After seeing this fantastic photograph of Hardy Amies on
Little Augury ...
it got me thinking about summer houses, tea houses, and garden pavilions...
I'm in love with this photograph of an octagonal summer house...
The trellis-work on this example at Rosedown Plantation in Louisiana is fantastic...
Could it get any better than this chinoiserie Thomas Chippendale inspired summer house at the Ashhurst Estate in Mount Holly, Burlington, New Jersey?
Love the pretense of the Derby Summer House at Glen Magna Estate in Essex, Massachusetts...
This Roman Revival example stands on the grounds of Gaineswood
Another example of formal classicism at Kykuit, Westchester, New York...
A rustic, wisteria-clad example...
Locally in Charleston....
A heavily modified octagonal garden pavilion at the Charles Kerrison House at 138 Wentworth Street... the interior contains a domed plaster ceiling...
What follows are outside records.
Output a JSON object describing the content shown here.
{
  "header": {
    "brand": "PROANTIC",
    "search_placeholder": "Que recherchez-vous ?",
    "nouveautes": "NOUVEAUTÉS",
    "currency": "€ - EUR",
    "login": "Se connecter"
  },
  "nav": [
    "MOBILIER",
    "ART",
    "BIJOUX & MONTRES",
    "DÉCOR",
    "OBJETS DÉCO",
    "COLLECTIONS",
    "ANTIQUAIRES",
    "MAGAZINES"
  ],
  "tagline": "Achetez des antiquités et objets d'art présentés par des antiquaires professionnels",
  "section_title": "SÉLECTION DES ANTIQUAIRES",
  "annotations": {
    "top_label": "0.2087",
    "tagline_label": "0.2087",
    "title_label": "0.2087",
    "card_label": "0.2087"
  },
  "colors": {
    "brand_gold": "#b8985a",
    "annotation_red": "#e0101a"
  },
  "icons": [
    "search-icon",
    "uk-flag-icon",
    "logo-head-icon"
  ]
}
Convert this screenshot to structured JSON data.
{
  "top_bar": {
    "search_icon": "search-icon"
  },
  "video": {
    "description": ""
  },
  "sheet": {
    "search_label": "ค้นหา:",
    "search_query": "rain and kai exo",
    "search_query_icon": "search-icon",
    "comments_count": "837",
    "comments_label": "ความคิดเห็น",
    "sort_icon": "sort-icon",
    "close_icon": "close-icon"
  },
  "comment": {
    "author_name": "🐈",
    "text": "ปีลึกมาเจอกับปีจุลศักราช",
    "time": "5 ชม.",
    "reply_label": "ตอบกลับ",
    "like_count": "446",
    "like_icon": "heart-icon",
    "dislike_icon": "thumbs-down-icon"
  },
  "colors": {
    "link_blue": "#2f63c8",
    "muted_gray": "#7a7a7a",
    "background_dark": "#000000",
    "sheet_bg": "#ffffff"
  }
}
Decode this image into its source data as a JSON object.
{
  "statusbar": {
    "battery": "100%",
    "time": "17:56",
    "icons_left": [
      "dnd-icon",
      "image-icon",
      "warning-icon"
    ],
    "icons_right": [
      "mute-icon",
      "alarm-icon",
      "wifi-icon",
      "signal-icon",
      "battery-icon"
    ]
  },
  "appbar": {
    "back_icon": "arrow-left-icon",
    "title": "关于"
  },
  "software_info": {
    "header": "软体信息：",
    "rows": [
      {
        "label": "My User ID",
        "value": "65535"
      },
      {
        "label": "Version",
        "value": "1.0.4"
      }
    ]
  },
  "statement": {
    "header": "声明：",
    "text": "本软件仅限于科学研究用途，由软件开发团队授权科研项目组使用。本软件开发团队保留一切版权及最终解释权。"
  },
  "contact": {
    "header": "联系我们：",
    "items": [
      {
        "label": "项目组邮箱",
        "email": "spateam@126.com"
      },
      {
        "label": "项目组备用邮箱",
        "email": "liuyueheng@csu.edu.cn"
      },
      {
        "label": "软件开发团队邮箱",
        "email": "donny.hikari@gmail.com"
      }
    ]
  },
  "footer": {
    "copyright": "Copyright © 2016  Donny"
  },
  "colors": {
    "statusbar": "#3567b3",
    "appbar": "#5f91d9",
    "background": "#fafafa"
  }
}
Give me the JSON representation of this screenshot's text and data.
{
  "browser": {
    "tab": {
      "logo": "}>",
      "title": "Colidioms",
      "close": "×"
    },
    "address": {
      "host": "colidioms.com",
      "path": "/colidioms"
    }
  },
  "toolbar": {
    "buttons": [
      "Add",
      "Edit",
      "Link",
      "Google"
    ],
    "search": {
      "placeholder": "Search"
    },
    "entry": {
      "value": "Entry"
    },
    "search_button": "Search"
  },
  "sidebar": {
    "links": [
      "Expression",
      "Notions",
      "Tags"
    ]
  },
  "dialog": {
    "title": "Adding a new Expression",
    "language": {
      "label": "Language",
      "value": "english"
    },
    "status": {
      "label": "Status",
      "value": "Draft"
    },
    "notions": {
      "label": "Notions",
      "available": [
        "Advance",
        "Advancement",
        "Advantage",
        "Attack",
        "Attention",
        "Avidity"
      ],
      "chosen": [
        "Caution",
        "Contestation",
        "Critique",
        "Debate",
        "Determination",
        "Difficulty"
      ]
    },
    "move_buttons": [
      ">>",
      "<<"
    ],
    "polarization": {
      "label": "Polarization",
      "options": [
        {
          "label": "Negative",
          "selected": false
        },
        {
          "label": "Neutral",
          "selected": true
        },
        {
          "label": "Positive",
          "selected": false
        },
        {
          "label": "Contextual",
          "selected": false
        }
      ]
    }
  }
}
Formerly thought to have been cow houses, these Gothic follies built on the grounds of the Aiken-Rhett House at 48 Elizabeth Street in the 1840s were most likely originally garden pavilions...
At the end of this drive on Montagu Street sits a circa 1840s Gothic tea house... a popular form seen on the grounds of many early nineteenth century Charleston homes...
This new garden and pavilion is a theoretical recreation of what could have once been at the Francis Simmons House at 14 Legare Street...
A trellised temple at the back of the garden of the Harth-Middleton House on South Battery... coincidentally, the gates in the foreground were moved circa 1910 from a house I lived at on Rutledge Avenue.